China’s leaders hope that, for a start, Mr. Trump will state that the United States opposes Taiwan seeking independence, said Prof. Xin Qiang, the director of the Center for Taiwan Studies at Fudan University. If Mr. Trump makes such a statement, that could suggest that he sees Taiwan as troublesome. Taiwan’s president, Lai Ching-te, has said the island is already in reality independent, while implicitly ruling out declaring formal independence.

Chinese officials probably see little chance of Mr. Trump making a dramatic shift in U.S. policy on Taiwan, but hope to work on him over the coming year, when the two leaders will have two or three more opportunities to meet, said Professor Xin.

If, on the other hand, Mr. Trump approves a new package of arms sales to Taiwan, following U.S. approval of $11 billion in weapons sales in December, that could send relations into another downward spin and even derail the summit, Professor Xin said.

“The arbitrariness and uncertainty of President Trump’s decision-making make it very hard to predict,” Professor Xin said of what may happen over talks about Taiwan. “But I have always believed that he will not make concessions on major strategic areas.”

Mr. Xi could also retaliate if Mr. Trump moves to replace the tariffs outlawed by the Supreme Court with similar tariffs under new legal justifications.

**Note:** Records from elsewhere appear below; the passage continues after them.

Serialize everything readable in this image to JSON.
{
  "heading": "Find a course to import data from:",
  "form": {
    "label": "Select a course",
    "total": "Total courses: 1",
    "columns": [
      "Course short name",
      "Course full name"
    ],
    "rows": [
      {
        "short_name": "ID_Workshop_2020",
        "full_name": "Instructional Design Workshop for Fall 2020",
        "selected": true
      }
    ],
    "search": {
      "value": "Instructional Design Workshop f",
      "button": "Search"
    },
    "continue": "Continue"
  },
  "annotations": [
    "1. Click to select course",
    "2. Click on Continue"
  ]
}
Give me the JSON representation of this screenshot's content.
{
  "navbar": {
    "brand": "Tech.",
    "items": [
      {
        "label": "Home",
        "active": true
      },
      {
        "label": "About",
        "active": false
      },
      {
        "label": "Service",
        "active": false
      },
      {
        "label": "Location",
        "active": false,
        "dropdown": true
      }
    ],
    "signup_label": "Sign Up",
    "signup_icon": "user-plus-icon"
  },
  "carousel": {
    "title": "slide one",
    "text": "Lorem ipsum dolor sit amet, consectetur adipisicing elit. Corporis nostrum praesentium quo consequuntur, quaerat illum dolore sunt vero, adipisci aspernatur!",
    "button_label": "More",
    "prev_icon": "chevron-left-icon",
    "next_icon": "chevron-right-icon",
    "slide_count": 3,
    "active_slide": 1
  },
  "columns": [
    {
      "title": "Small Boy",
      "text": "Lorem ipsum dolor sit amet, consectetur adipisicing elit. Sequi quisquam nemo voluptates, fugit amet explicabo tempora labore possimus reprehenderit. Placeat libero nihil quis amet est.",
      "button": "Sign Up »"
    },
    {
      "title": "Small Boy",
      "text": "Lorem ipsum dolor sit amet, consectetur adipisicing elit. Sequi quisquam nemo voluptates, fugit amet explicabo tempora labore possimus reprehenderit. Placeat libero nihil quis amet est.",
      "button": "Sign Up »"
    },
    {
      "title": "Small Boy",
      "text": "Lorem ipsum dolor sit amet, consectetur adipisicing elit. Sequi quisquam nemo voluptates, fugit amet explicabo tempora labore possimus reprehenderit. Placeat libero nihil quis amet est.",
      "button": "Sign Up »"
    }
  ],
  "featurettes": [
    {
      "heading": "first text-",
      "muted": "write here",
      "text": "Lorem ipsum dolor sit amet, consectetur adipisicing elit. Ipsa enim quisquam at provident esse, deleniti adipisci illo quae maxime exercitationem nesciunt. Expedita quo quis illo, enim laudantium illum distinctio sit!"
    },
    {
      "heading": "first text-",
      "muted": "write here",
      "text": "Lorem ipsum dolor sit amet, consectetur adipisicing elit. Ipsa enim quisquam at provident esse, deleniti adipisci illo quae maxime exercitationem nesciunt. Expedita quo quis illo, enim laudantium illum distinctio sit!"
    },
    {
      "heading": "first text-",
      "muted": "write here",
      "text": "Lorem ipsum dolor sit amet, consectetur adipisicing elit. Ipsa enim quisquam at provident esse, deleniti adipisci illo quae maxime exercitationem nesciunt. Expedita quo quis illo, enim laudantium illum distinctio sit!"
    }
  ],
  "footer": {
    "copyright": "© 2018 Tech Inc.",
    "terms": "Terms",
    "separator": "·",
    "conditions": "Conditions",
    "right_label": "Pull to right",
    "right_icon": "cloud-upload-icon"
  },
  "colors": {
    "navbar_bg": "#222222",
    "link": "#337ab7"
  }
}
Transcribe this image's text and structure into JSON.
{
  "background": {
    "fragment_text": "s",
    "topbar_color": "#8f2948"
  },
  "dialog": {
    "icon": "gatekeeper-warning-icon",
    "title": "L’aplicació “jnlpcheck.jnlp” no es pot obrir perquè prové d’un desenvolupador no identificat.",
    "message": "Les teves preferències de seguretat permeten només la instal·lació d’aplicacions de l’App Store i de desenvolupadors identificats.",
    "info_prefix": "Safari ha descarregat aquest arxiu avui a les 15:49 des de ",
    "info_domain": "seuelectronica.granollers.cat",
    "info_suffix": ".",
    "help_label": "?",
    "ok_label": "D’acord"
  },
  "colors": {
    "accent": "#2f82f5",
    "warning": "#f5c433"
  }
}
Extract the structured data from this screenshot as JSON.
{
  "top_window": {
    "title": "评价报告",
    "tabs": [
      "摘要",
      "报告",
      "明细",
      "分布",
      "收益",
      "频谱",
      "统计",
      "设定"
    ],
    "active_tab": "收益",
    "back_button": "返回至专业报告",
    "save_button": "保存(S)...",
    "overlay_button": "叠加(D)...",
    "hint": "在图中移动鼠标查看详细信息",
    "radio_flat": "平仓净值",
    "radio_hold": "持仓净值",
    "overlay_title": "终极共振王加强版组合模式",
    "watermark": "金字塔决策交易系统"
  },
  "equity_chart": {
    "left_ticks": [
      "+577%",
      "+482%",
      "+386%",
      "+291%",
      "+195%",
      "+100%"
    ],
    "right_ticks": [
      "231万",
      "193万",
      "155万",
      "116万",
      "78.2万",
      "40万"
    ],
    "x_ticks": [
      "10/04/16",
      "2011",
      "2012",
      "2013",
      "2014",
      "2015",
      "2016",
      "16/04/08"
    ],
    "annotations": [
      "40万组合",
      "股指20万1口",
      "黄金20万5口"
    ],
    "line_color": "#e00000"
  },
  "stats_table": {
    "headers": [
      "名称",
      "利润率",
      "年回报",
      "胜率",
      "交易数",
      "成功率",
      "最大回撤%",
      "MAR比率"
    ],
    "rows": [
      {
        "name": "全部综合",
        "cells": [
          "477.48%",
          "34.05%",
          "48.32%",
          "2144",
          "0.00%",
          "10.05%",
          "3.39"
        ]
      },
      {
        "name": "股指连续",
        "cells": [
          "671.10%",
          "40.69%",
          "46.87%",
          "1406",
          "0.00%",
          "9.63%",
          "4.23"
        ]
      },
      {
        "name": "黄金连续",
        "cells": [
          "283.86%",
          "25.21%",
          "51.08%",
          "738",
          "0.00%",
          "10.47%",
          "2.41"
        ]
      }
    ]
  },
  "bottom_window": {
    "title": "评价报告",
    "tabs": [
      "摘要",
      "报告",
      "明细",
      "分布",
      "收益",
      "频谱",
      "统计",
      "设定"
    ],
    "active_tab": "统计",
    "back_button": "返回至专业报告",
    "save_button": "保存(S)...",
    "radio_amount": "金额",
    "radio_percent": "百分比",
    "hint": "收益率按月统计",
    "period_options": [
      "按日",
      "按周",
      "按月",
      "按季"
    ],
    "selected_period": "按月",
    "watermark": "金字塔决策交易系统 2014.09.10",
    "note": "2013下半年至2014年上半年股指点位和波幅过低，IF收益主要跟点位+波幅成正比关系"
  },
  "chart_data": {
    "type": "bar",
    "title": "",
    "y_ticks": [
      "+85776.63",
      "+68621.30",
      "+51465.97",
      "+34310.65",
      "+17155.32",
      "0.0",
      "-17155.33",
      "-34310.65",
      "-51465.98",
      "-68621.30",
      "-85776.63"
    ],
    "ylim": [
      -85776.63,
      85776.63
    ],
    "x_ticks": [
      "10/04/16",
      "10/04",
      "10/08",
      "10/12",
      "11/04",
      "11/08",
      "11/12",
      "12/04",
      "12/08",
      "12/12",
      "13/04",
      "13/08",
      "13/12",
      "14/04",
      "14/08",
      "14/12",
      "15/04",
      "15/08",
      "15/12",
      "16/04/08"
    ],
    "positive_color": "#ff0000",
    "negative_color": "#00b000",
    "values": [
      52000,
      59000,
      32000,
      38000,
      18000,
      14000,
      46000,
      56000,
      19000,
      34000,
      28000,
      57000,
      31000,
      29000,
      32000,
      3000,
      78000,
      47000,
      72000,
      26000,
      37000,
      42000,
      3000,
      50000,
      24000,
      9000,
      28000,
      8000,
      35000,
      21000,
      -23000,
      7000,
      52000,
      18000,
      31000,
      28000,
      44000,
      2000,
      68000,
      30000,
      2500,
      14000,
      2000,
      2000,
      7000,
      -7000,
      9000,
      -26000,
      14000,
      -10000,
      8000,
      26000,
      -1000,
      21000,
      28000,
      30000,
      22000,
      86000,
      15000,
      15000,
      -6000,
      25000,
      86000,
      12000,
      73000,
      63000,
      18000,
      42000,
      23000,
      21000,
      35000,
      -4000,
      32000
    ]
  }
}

China’s exports to the United States have come under a range of tariffs, and the United States mostly treats these separate duties as stackable, so they can add up on top of each other. The Supreme Court’s decision stripped back some layers of this stack, including a 10 percent general tariff as well as a 10 percent tariff that Mr. Trump put on China for failing to prevent fentanyl and its precursor chemicals from flowing to the United States.

If Mr. Trump revives the outlawed tariffs under new legal justifications, China could cut orders of farm produce from the United States, said Professor Wu, the scholar in Shanghai.

Meaghan Tobin and Keith Bradsher contributed reporting.